Primary LanguagePython

bert-aiml

This is a poorly worded list of reasons for using or working on this project. Ubuntu 21.04 is the development environment.

  • The general purpose of this repository is to use BERT and AIML together.

  • Possibly this would allow for the continued use of aiml files in a circumstance where they are considered old or inflexible.

  • Machine learning is most prevalent and proves to be the best tool but aiml files are defined and easily available.

  • No training should be done to make this project work.

  • The ./src/aiml_consume.py implements a simple version of aiml 1.0. This file is meant to work on python 3.6. See the virtualenv folder for details on installing the python language. This file uses bert to decide which response from the aiml files to use.

  • The ./src/aiml_run_example.py file is used for comparrison, and does not employ bert. It uses the python-aiml library.

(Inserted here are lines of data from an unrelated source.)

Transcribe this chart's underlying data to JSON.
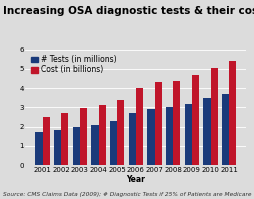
{
  "title": "Increasing OSA diagnostic tests & their cost",
  "years": [
    "2001",
    "2002",
    "2003",
    "2004",
    "2005",
    "2006",
    "2007",
    "2008",
    "2009",
    "2010",
    "2011"
  ],
  "tests": [
    1.7,
    1.85,
    2.0,
    2.1,
    2.3,
    2.7,
    2.9,
    3.0,
    3.2,
    3.5,
    3.7
  ],
  "cost": [
    2.5,
    2.7,
    2.95,
    3.15,
    3.4,
    4.0,
    4.3,
    4.4,
    4.7,
    5.05,
    5.4
  ],
  "bar_color_tests": "#1a3a7a",
  "bar_color_cost": "#c0152a",
  "xlabel": "Year",
  "ylim": [
    0,
    6
  ],
  "yticks": [
    0,
    1,
    2,
    3,
    4,
    5,
    6
  ],
  "legend_tests": "# Tests (in millions)",
  "legend_cost": "Cost (in billions)",
  "source_text": "Source: CMS Claims Data (2009); # Diagnostic Tests if 25% of Patients are Medicare",
  "background_color": "#dcdcdc",
  "title_fontsize": 7.5,
  "label_fontsize": 5.5,
  "tick_fontsize": 5.0,
  "source_fontsize": 4.2,
  "legend_fontsize": 5.5
}
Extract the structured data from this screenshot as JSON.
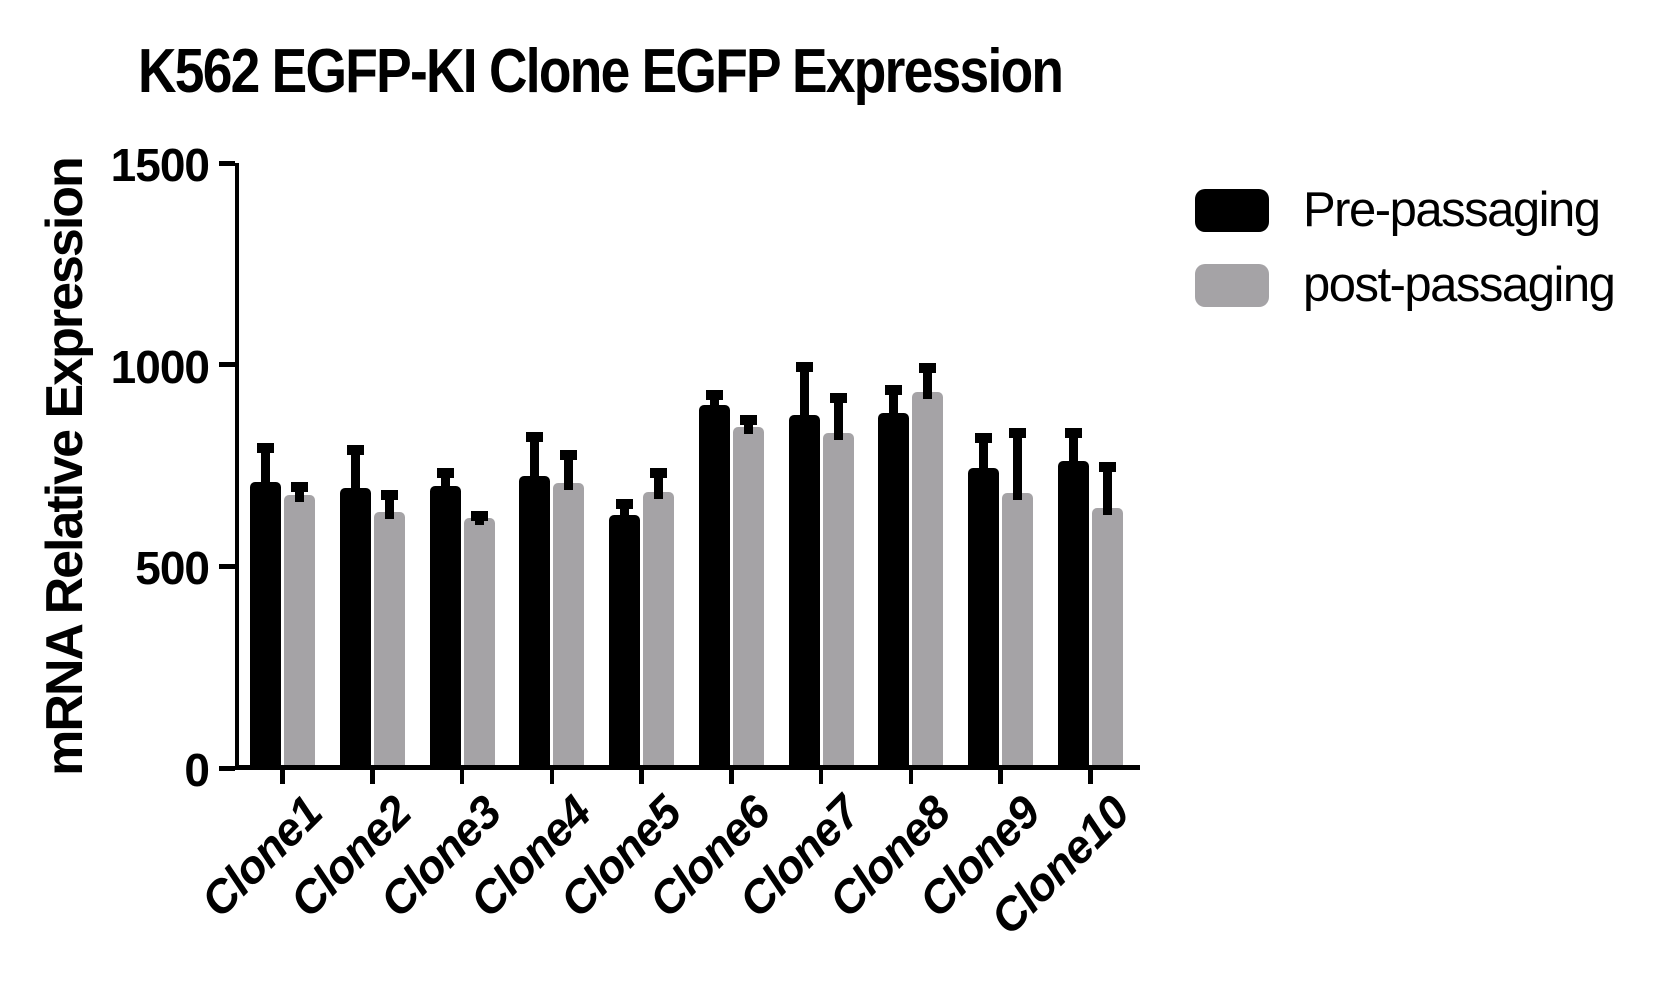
{
  "figure": {
    "title": "K562 EGFP-KI Clone EGFP Expression",
    "ylabel": "mRNA Relative Expression"
  },
  "chart_data": {
    "type": "bar",
    "title": "K562 EGFP-KI Clone EGFP Expression",
    "xlabel": "",
    "ylabel": "mRNA Relative Expression",
    "categories": [
      "Clone1",
      "Clone2",
      "Clone3",
      "Clone4",
      "Clone5",
      "Clone6",
      "Clone7",
      "Clone8",
      "Clone9",
      "Clone10"
    ],
    "series": [
      {
        "name": "Pre-passaging",
        "color": "#000000",
        "values": [
          710,
          695,
          700,
          725,
          628,
          900,
          875,
          880,
          745,
          760
        ],
        "errors": [
          95,
          105,
          45,
          108,
          38,
          38,
          132,
          70,
          85,
          84
        ]
      },
      {
        "name": "post-passaging",
        "color": "#a5a3a6",
        "values": [
          678,
          635,
          620,
          707,
          684,
          846,
          831,
          932,
          682,
          645
        ],
        "errors": [
          31,
          54,
          18,
          82,
          60,
          29,
          99,
          72,
          160,
          114
        ]
      }
    ],
    "ylim": [
      0,
      1500
    ],
    "yticks": [
      0,
      500,
      1000,
      1500
    ],
    "grid": false,
    "error_bars": true,
    "legend_position": "upper-right",
    "axis_color": "#000000"
  }
}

  • Aiml wildcards have been greatly simplified. See below.

.env

The .env file should look like this:

AIML_DIR=../data/aiml-en-us-foundation-alice/
AIML_FILE=${HOME}/workspace/bert-aiml/src/../aiml/maze.xml
BATCH_SIZE=32
WORD_FACTOR=-1
MAX_LENGTH=32

## SRAI_LITERAL can be 0 or 1 ##

SRAI_LITERAL=1

## DOUBLE_COMPARE can be 2, 1, or 0 ##

# 2 == just do template comparison
# 1 == do double comparison, include weights
# 0 == just do pattern comparison

DOUBLE_COMPARE=0

## CUDA can be 0 or 1 ##

CUDA=1

## BERT_MODEL can be 0 or 1 ##

# 0 == bert-base-uncased
# 1 == bert-large-uncased

BERT_MODEL=0

WEIGHT_PATTERN=1.0

WEIGHT_TEMPLATE=0.5

It should go in the src folder.

Using CUDA, and 'bert-base-uncased', the BATCH_SIZE was 32. This worked fast on a modest gpu. Without the gpu the BATCH_SIZE can be higher. This ends up being slower.

aiml wildcards

Aiml wildcards are represented by an asterisk. They work, but are limited to the first or last single word in the sentence in question. This is because the number of words in a sentence could possibly not match the number of words in the pattern tag.